• Getting to Green

    An administrator pushes, on a shoestring budget, to move his university and the world toward a more sustainable equilibrium.


A thought experiment

One of the people on campus I talk to fairly regularly works at Greenback's main library. I'm not sure whether there's a specific reason for it or not, but the library staff seems to be more enthusiastic about sustainability than are the employees of just about any other department.

August 16, 2009

One of the people on campus I talk to fairly regularly works at Greenback's main library. I'm not sure whether there's a specific reason for it or not, but the library staff seems to be more enthusiastic about sustainability than are the employees of just about any other department.

As a result, we've looked into implementing the same sorts of building improvements as I'd like to do to just about any building on campus: resetting heating and cooling points, replacing inefficient lighting, making the HVAC system more efficient, evaluating the building envelope and resolving any problem areas, modeling building occupancy, improving recycling facilities, etc.

Of course, because it's a library, we don't have as much flexibility as we might in a different sort of building. Temperature and humidity need to stay within fairly narrow ranges (narrower than would apply in an office building, for instance). Lighting levels in the stacks need to be bright enough to allow the book spines to be read, without being so bright that those same spines will get faded out. That sort of thing.

But one topic that came up in our conversations was both obvious to everyone at the table and apparently uncomfortable to those with "librarian" in their titles -- most of the space in the library building gets far less frequent use than it did a couple of decades back. Library facilities utilization has grown along with Greenback, but library building/space utilization has actually dropped off, at least for most of that space.

Maybe 75% (I'm guessing) of the usable square footage of our main library building is used for storing books. Open stacks, where students, faculty, staff, even the general public can peruse shelves from floor level up to almost ceiling height. Shelves not 100% crammed full of books, but probably 97-98% full so that if they got any fuller it would be hard to slide books out and back in again. As full as is practical, and maybe a little fuller than that.

But times have changed, and information technology has changed, and information retrieval patterns have changed, and so library utilization patterns have changed. I sometimes go into the stacks armed with the catalogue reference of a single book and end up spending 15 minutes or more just browsing the volumes stored adjacent to the one I knew I wanted. I occasionally (very occasionally) see some other person seemingly engaged in a similar effort. I've begun to notice that the other person is usually over 40 (by appearances). Somehow, I don't think stack-browsing is a skill they teach in elementary school any more.

And I can certainly understand if that's the case. Research for the purpose of coursework is far easier than it used to be, and (at least if volume is any indication) far more productive. Hours spent poring over volumes of the Reader's Guide to Periodical Literature have been replaced by split-second searches of library databases or Google Scholar or amazon.com. Wikipedia (sorry, profs) provides a starting point for just about any literature search, even if it's just used to locate vocabulary useful for constructing a Google search string. Full-text PDFs have virtually eliminated copying of old-fashioned print journals. Bound books are sometimes useful, but they're so 1960's. (Actually, in Greenback's library, a lot of them really are from the 1960's. Or earlier.)

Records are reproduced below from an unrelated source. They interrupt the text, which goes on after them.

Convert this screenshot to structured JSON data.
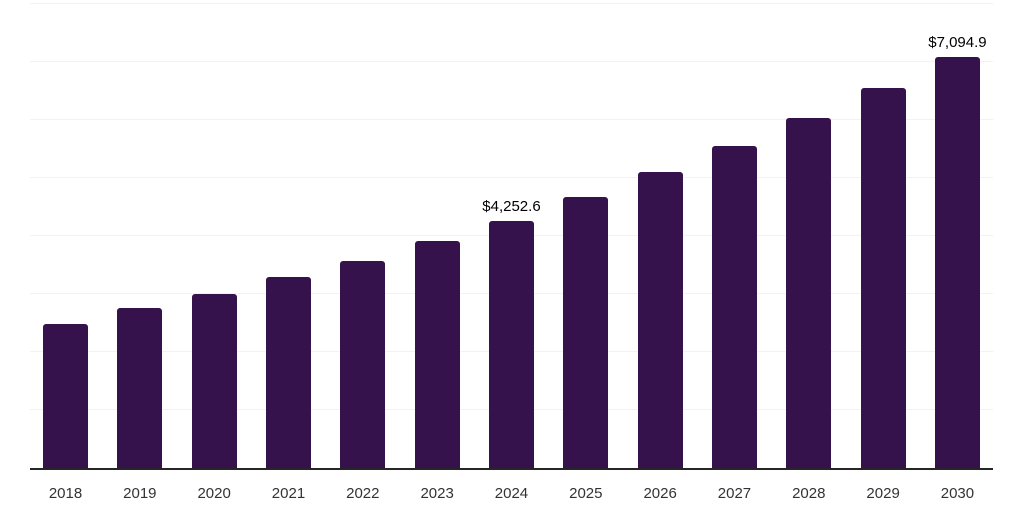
{
  "chart_data": {
    "type": "bar",
    "title": "",
    "xlabel": "",
    "ylabel": "",
    "categories": [
      "2018",
      "2019",
      "2020",
      "2021",
      "2022",
      "2023",
      "2024",
      "2025",
      "2026",
      "2027",
      "2028",
      "2029",
      "2030"
    ],
    "values": [
      2475,
      2757,
      2997,
      3288,
      3562,
      3921,
      4252.6,
      4674,
      5100,
      5548,
      6027,
      6550,
      7094.9
    ],
    "data_labels": [
      "",
      "",
      "",
      "",
      "",
      "",
      "$4,252.6",
      "",
      "",
      "",
      "",
      "",
      "$7,094.9"
    ],
    "ylim": [
      0,
      8000
    ],
    "gridline_step": 1000,
    "grid": "horizontal",
    "y_axis_tick_labels": "none",
    "legend_position": "none",
    "colors": {
      "bar": "#35124B",
      "axis_line": "#262626",
      "gridline": "#F2F2F2",
      "data_label": "#000000",
      "tick_label": "#333333",
      "background": "#FFFFFF"
    }
  }
}
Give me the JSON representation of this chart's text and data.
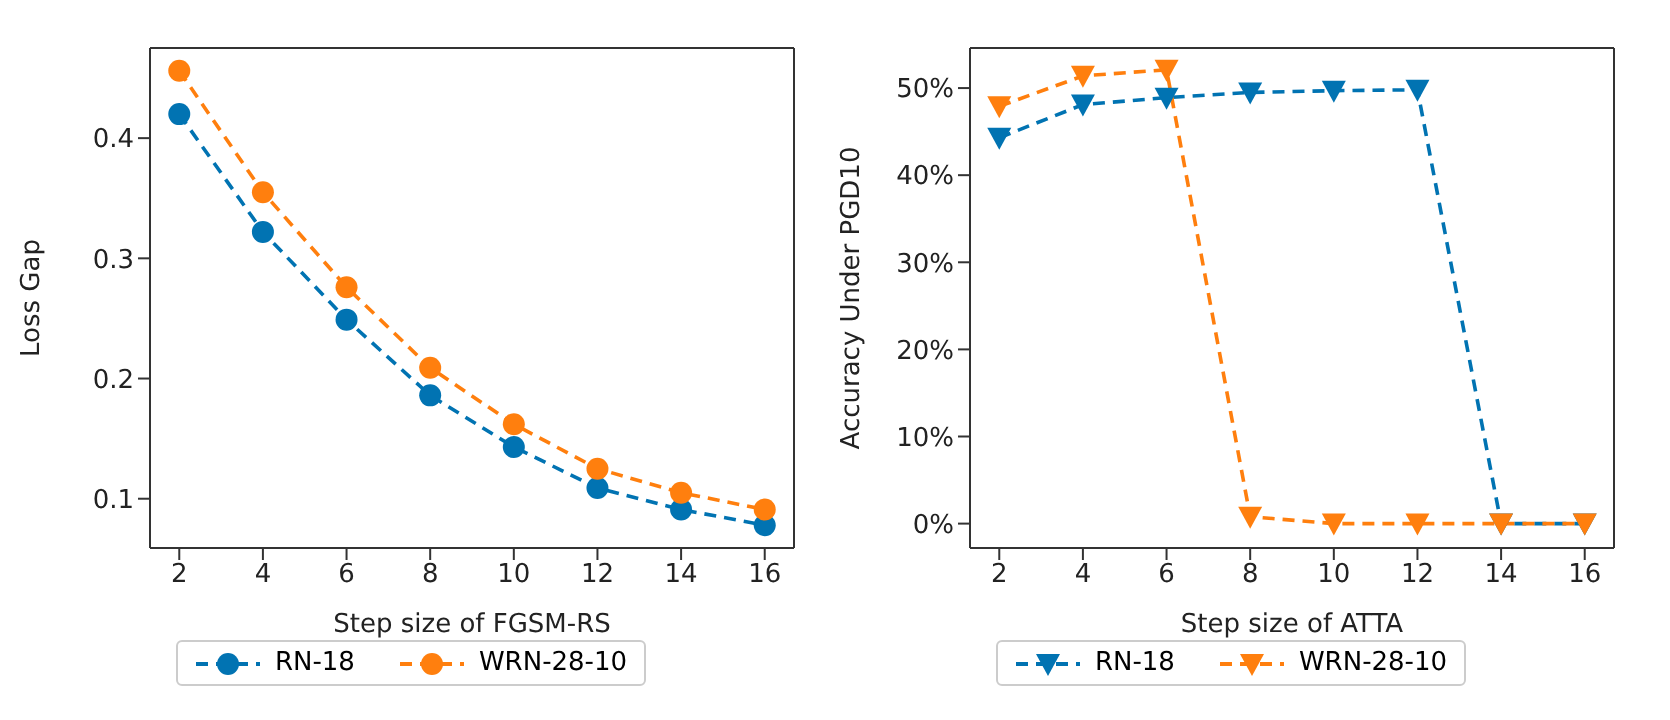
{
  "chart_data": [
    {
      "type": "line",
      "xlabel": "Step size of FGSM-RS",
      "ylabel": "Loss Gap",
      "x": [
        2,
        4,
        6,
        8,
        10,
        12,
        14,
        16
      ],
      "xlim": [
        1.3,
        16.7
      ],
      "xticks": [
        2,
        4,
        6,
        8,
        10,
        12,
        14,
        16
      ],
      "ylim": [
        0.059,
        0.475
      ],
      "yticks": [
        0.1,
        0.2,
        0.3,
        0.4
      ],
      "marker": "circle",
      "line_style": "dashed",
      "legend": "bottom",
      "grid": false,
      "series": [
        {
          "name": "RN-18",
          "color": "#0173b2",
          "values": [
            0.42,
            0.322,
            0.249,
            0.186,
            0.143,
            0.109,
            0.091,
            0.078
          ]
        },
        {
          "name": "WRN-28-10",
          "color": "#ff7f0e",
          "values": [
            0.456,
            0.355,
            0.276,
            0.209,
            0.162,
            0.125,
            0.105,
            0.091
          ]
        }
      ]
    },
    {
      "type": "line",
      "xlabel": "Step size of ATTA",
      "ylabel": "Accuracy Under PGD10",
      "x": [
        2,
        4,
        6,
        8,
        10,
        12,
        14,
        16
      ],
      "xlim": [
        1.3,
        16.7
      ],
      "xticks": [
        2,
        4,
        6,
        8,
        10,
        12,
        14,
        16
      ],
      "ylim": [
        -2.8,
        54.6
      ],
      "yticks": [
        {
          "value": 0,
          "label": "0%"
        },
        {
          "value": 10,
          "label": "10%"
        },
        {
          "value": 20,
          "label": "20%"
        },
        {
          "value": 30,
          "label": "30%"
        },
        {
          "value": 40,
          "label": "40%"
        },
        {
          "value": 50,
          "label": "50%"
        }
      ],
      "marker": "triangle",
      "line_style": "dashed",
      "legend": "bottom",
      "grid": false,
      "series": [
        {
          "name": "RN-18",
          "color": "#0173b2",
          "values": [
            44.3,
            48.1,
            48.9,
            49.5,
            49.7,
            49.8,
            0,
            0
          ]
        },
        {
          "name": "WRN-28-10",
          "color": "#ff7f0e",
          "values": [
            47.9,
            51.4,
            52.1,
            0.8,
            0,
            0,
            0,
            0
          ]
        }
      ]
    }
  ]
}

My one-on-one conversations with folks from the library are more open, and so more productive, than anything said in an open meeting. Most of them, while honoring their deepset bibiophile roots, will admit that information technology has changed, and that shelves full of books are no longer an efficient (or for many students, an effective) means of information delivery. If a discussion in Library Journal a year back is any indication, this sort of subject gets repeated and in-depth attention in professional circles.

But the question that intrigues me actually goes at least one step beyond "what is the best sort of library for today's university?" My sense is that while the static information (library) side of the academic equation is beginning to get engaged with 21st-century technologies and their implications, the dynamic information (instruction and/or learning) side is still largely in denial (at least at Greenback). Lectures with Powerpoint slides are better than ones without, sure. But they're still lectures. And the Powerpoints I've seen have few embedded links. And a good proportion of those links are a year or more old and so probably obsolete if not technically broken.

My take, as a consumer of higher education as well as a provider and a facilitator (that's what you call someone who provides facilities, right?) is that pedagogical technology at large and mid-sized universities needs to change and that when it does, whatever it changes to will have a profound impact on future university library utilization demands.
If that's true, I want Greenback to make a limited investment in making our existing library infrastructure as efficient (economically, ecologically or however measured) as practical. Evolutionary improvements. Marginal improvements.

Let's not invest all our assets in solving today's problem if it's about to get overtaken by tomorrow's. Instead, let's perform a thought experiment -- based on your concept of the pedagogy of 2019, what will students and faculty demand of libraries ten years hence? And (specific information technologies aside, since no one knows what they will be), how should libraries organize to meet those needs?